During Study Week the Society expects to take a field trip to centres of chemical interest, such as the Kawerau paper mills. This trip should be both interesting and informative. It will run from Sunday night to the next Thursday morning, with the place to place travelling being done at night. It is regarded as a social event as well as an opportunity to learn something.

The Chemical Society started in 1965 with a shortage of funds, which Its president is now trying to remedy, while still presenting a wide variety of activities for its members.

It is hoped soon to hold a debate on the fluoridation of water, a subject which should be of interest to every Wellingtonian at present.

Because of the wide range of topics it deals with, the Chemical Society appeals to almost every student, and all students who wish to attend the meetings are welcomed.

Science Clubs Committee

Sci-Com, as it is called, was formed at the end of 1903, as a liaison between the various science societies mentioned above. The committee comprises two members from each society, an Executive member, and an observer from the Radio Club.
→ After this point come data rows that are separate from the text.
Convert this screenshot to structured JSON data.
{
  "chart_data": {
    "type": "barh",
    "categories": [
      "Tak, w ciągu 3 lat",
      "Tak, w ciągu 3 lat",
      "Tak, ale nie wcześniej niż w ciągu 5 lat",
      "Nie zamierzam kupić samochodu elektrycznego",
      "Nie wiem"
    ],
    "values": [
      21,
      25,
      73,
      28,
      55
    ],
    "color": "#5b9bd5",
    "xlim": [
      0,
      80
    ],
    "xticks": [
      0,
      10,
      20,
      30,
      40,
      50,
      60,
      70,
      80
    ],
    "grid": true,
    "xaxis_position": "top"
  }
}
One of Sci-com's main purposes is to organise the science functions such as the science welcome to freshers, the Science Faculty Ball, to be held in June, and the first New Zealand Science Students' Conference, to be held in the second week of the May holidays. This will be attended by about 100 New Zealand and Australian graduate and senior undergraduate students. The Conference will centre around the position of science in the community and a full week of activities is planned. Full details can be obtained from the poster on the University notice boards.

Professor N. F. Barber, professor of Theoretical Physics at Victoria will discuss. "Where is Science Going?" He will talk about the unlimited scope of scientific enquiry. He recently said. "We might reflect that the object of scientific enquiry is to allow us to make happen whatever we wish."

He will also point out the place that the imagination has in scientific research. "An idea has to be imagined before it can be done." He will draw an analogy between scientific imagination and poetical imagination.

Other lectures will be given by Dr. C. A. Fleming, President of the Royal Society in New Zealand and Dr. Probine, a biophysicist with the D.S.I.R. He will lecture on the growth of plants and the effects that the strength of cell walls has on plant growth. Professor Lilburn of the Victoria Music department will lecture on "Electronic Music," and the National Aeronautics and Space Agency will have a lecture and display on "Space Research."

Dr. Northcote lecturing on "Computers" will discuss the basic ideas behind them. His talk includes the way in which data is stored, how information is fed into and obtained from a computer and a discussion of some of the applications of computers including their use in the translation of languages.

The discussions in which (he students are expected to participate include topics as diverse as "Science and Religion" and "Government versus University Research." Dean Hurst and Professor Lauden will be discussing "Science and Religion" and Dr. Llewellyn of the University Grants Committee and Dr. Hamilton of D.S.I.R. in "Government versus University Resrarch" will discuss the division of research between Government Departments and the Universities. Other discussions to take place are "Opportunities for Science Graduates in N. Z." and "What emphases on pure and applied research."

Visits will be made to parts of D.S.I.R., Broadcasting House, and New Zealand Breweries Ltd.

The social side of the conference includes a picnic lunch, a wine and cheese tasting evening, a buffet tea and the conference dinner.